Persino la più piccola delle piccole, la Smart, monterà dal 1999 un minuscolo motore a gasolio di appena 0,8 litri e 41 cavalli che, complice il peso contenuto della macchina, riuscirà ad avvicinarsi ai 3 litri per 100 chilometri.

Una tecnologia tutta europea quella del gasolio a collettore comune, nata in Italia e capace di unire robustezza, affidabilità e bassi consumi. Tutto bene se non fosse per i problemi di emissioni che porteranno la tecnologia dal successo all’oblio in meno di 25 anni.

Piccole vetture a basso costo

L’impatto forse più tangibile per il consumatore della fine di quest’epoca non riguarda tanto la drastica necessità di riconvertire interi stabilimenti a nuove produzioni – la VM di Cento, ad esempio, produceva i 3 litri a gasolio che hanno segnato l’ultima stagione Maserati, Jeep e Lancia. Passata in pochi anni da oltre 1200 addetti a poco più di 900 è uno dei casi più emblematici – quanto piuttosto all’impossibilità di acquistare piccole vetture a basso costo ma estremamente versatili: una piccola Fiat Panda 1,3, ad esempio, era capace di percorrere poco meno di 1.000 chilometri con un pieno.

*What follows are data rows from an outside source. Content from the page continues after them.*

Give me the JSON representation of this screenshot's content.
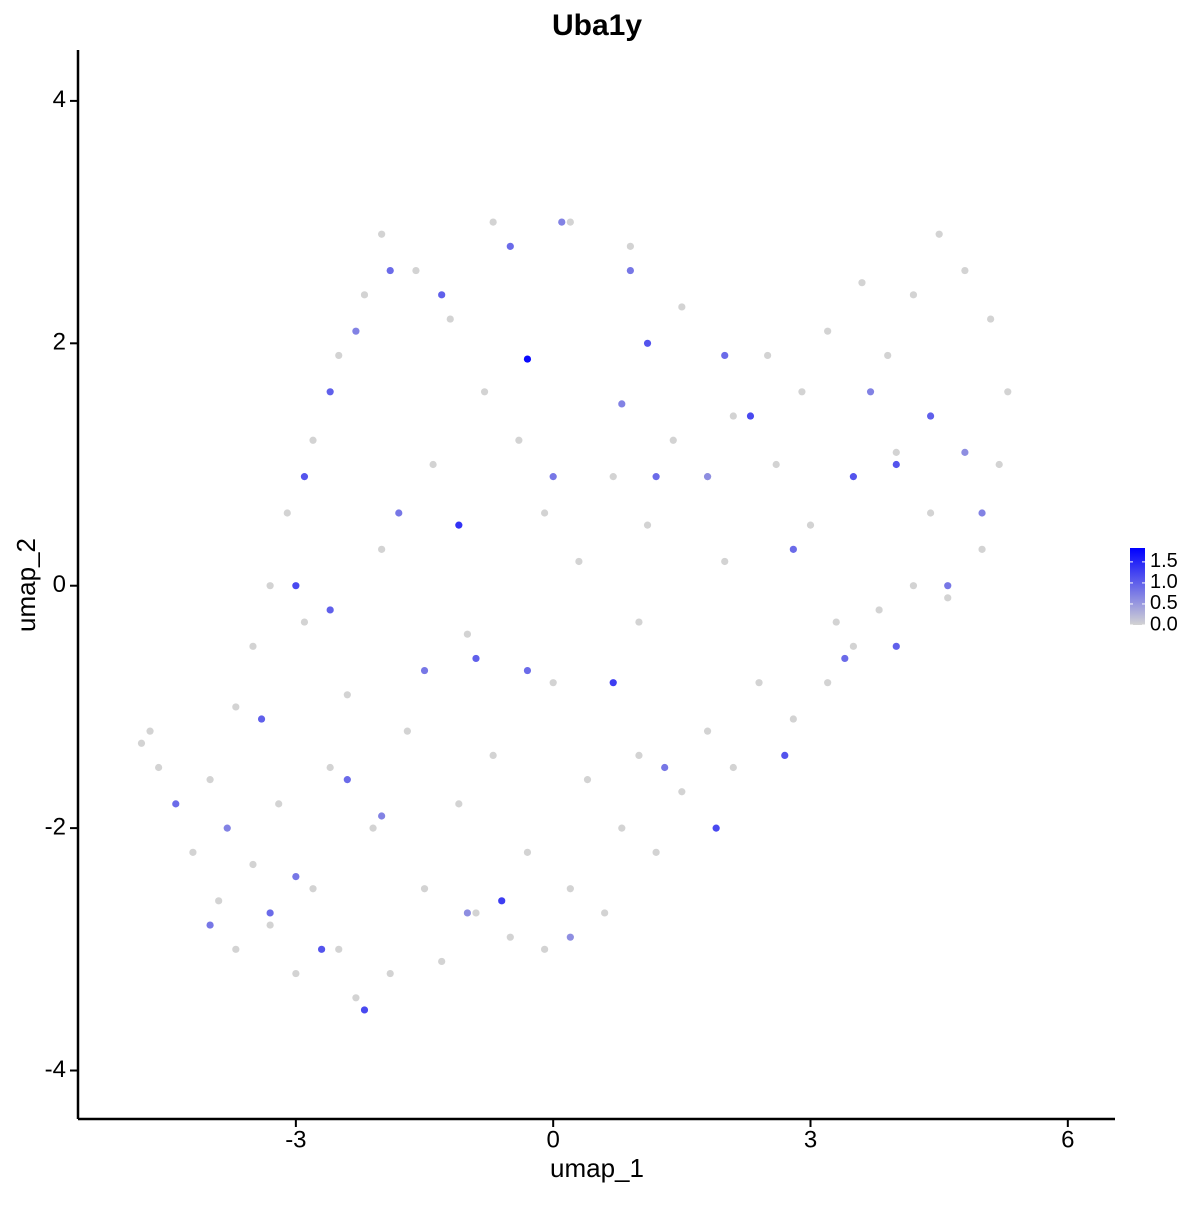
{
  "chart_data": {
    "type": "scatter",
    "title": "Uba1y",
    "xlabel": "umap_1",
    "ylabel": "umap_2",
    "xlim": [
      -5.54,
      6.55
    ],
    "ylim": [
      -4.4,
      4.42
    ],
    "xticks": [
      -3,
      0,
      3,
      6
    ],
    "yticks": [
      -4,
      -2,
      0,
      2,
      4
    ],
    "color_low": "#d3d3d3",
    "color_high": "#0000ff",
    "colorbar": {
      "lim": [
        0,
        1.83
      ],
      "ticks": [
        {
          "value": 0,
          "label": "0.0"
        },
        {
          "value": 0.5,
          "label": "0.5"
        },
        {
          "value": 1,
          "label": "1.0"
        },
        {
          "value": 1.5,
          "label": "1.5"
        }
      ]
    },
    "x": [
      -4.8,
      -4.7,
      -4.6,
      -4.2,
      -4.0,
      -3.9,
      -3.7,
      -3.5,
      -3.3,
      -3.2,
      -3.0,
      -2.8,
      -2.6,
      -2.5,
      -2.3,
      -2.1,
      -1.9,
      -1.7,
      -1.5,
      -1.3,
      -1.1,
      -0.9,
      -0.7,
      -0.5,
      -0.3,
      -0.1,
      0.2,
      0.4,
      0.6,
      0.8,
      1.0,
      1.2,
      1.5,
      1.8,
      2.1,
      2.4,
      2.8,
      3.2,
      3.5,
      3.8,
      4.2,
      4.6,
      5.0,
      5.2,
      5.3,
      5.1,
      4.8,
      4.5,
      4.2,
      3.9,
      3.6,
      3.2,
      2.9,
      2.5,
      2.1,
      1.8,
      1.4,
      1.1,
      0.7,
      0.3,
      -0.1,
      -0.4,
      -0.8,
      -1.2,
      -1.6,
      -2.0,
      -2.2,
      -2.5,
      -2.8,
      -3.1,
      -3.3,
      -3.5,
      -3.7,
      -2.9,
      -2.0,
      -1.0,
      0.0,
      1.0,
      2.0,
      3.0,
      4.0,
      0.2,
      -0.7,
      0.9,
      1.5,
      -1.4,
      -2.4,
      3.3,
      4.4,
      2.6,
      -4.4,
      -3.8,
      -3.4,
      -3.0,
      -2.7,
      -2.4,
      -2.2,
      -2.0,
      -1.5,
      -1.0,
      -0.6,
      -0.3,
      0.2,
      0.7,
      1.3,
      1.9,
      2.7,
      3.4,
      4.0,
      4.6,
      5.0,
      4.8,
      4.4,
      3.5,
      2.8,
      2.3,
      1.8,
      1.2,
      0.8,
      1.1,
      -0.3,
      -0.5,
      0.1,
      0.9,
      -1.3,
      -1.9,
      -2.3,
      -2.6,
      -2.9,
      -3.0,
      -2.6,
      -1.8,
      -1.1,
      -0.9,
      0.0,
      2.0,
      3.7,
      4.0,
      -4.0,
      -3.3
    ],
    "y": [
      -1.3,
      -1.2,
      -1.5,
      -2.2,
      -1.6,
      -2.6,
      -3.0,
      -2.3,
      -2.8,
      -1.8,
      -3.2,
      -2.5,
      -1.5,
      -3.0,
      -3.4,
      -2.0,
      -3.2,
      -1.2,
      -2.5,
      -3.1,
      -1.8,
      -2.7,
      -1.4,
      -2.9,
      -2.2,
      -3.0,
      -2.5,
      -1.6,
      -2.7,
      -2.0,
      -1.4,
      -2.2,
      -1.7,
      -1.2,
      -1.5,
      -0.8,
      -1.1,
      -0.8,
      -0.5,
      -0.2,
      0.0,
      -0.1,
      0.3,
      1.0,
      1.6,
      2.2,
      2.6,
      2.9,
      2.4,
      1.9,
      2.5,
      2.1,
      1.6,
      1.9,
      1.4,
      0.9,
      1.2,
      0.5,
      0.9,
      0.2,
      0.6,
      1.2,
      1.6,
      2.2,
      2.6,
      2.9,
      2.4,
      1.9,
      1.2,
      0.6,
      0.0,
      -0.5,
      -1.0,
      -0.3,
      0.3,
      -0.4,
      -0.8,
      -0.3,
      0.2,
      0.5,
      1.1,
      3.0,
      3.0,
      2.8,
      2.3,
      1.0,
      -0.9,
      -0.3,
      0.6,
      1.0,
      -1.8,
      -2.0,
      -1.1,
      -2.4,
      -3.0,
      -1.6,
      -3.5,
      -1.9,
      -0.7,
      -2.7,
      -2.6,
      -0.7,
      -2.9,
      -0.8,
      -1.5,
      -2.0,
      -1.4,
      -0.6,
      -0.5,
      0.0,
      0.6,
      1.1,
      1.4,
      0.9,
      0.3,
      1.4,
      0.9,
      0.9,
      1.5,
      2.0,
      1.87,
      2.8,
      3.0,
      2.6,
      2.4,
      2.6,
      2.1,
      1.6,
      0.9,
      0.0,
      -0.2,
      0.6,
      0.5,
      -0.6,
      0.9,
      1.9,
      1.6,
      1.0,
      -2.8,
      -2.7
    ],
    "expression": [
      0,
      0,
      0,
      0,
      0,
      0,
      0,
      0,
      0,
      0,
      0,
      0,
      0,
      0,
      0,
      0,
      0,
      0,
      0,
      0,
      0,
      0,
      0,
      0,
      0,
      0,
      0,
      0,
      0,
      0,
      0,
      0,
      0,
      0,
      0,
      0,
      0,
      0,
      0,
      0,
      0,
      0,
      0,
      0,
      0,
      0,
      0,
      0,
      0,
      0,
      0,
      0,
      0,
      0,
      0,
      0,
      0,
      0,
      0,
      0,
      0,
      0,
      0,
      0,
      0,
      0,
      0,
      0,
      0,
      0,
      0,
      0,
      0,
      0,
      0,
      0,
      0,
      0,
      0,
      0,
      0,
      0,
      0,
      0,
      0,
      0,
      0,
      0,
      0,
      0,
      0.9,
      0.7,
      1.0,
      0.8,
      1.1,
      0.9,
      1.2,
      0.7,
      0.8,
      0.6,
      1.3,
      0.9,
      0.6,
      1.3,
      0.8,
      1.2,
      1.1,
      0.9,
      1.0,
      0.8,
      0.7,
      0.6,
      1.0,
      1.1,
      0.9,
      1.2,
      0.6,
      0.9,
      0.7,
      1.1,
      1.75,
      0.9,
      0.7,
      0.8,
      1.0,
      0.9,
      0.7,
      1.0,
      1.1,
      1.2,
      1.0,
      0.8,
      1.4,
      1.0,
      0.8,
      0.9,
      0.7,
      1.1,
      0.8,
      0.9
    ]
  }
}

Una vera e propria manna nei piccoli centri alpini, ad esempio, dove la coppia del motore diesel e la trazione integrale sono particolarmente apprezzate su una vetturetta compatta.

L’elettrico costa di più, per ora

I prezzi delle batterie scenderanno, la tecnologia crescerà esponenzialmente all’aumentare degli investimenti in ricerca e alle vecchie competenze subentreranno le nuove, compensando in tutto o in parte gli squilibri occupazionali.

La questione vera, però, rimane cosa fare nel frattempo: in attesa che si compia la transizione tanto attesa, rischia di concretizzarsi la previsione di Sergio Marchionne che vedeva l’auto elettrica come «un’arma a doppio taglio» verso cui usare «lungimiranza e realismo».

Un realismo che portò il manager a finanziare al contempo la ricerca per la 500 elettrica e lo sviluppo della Giulia Quadrifoglio da 510 cavalli a benzina perché ogni tecnologia è una gran cosa se la si usa per ciò che è pensata, quando serve.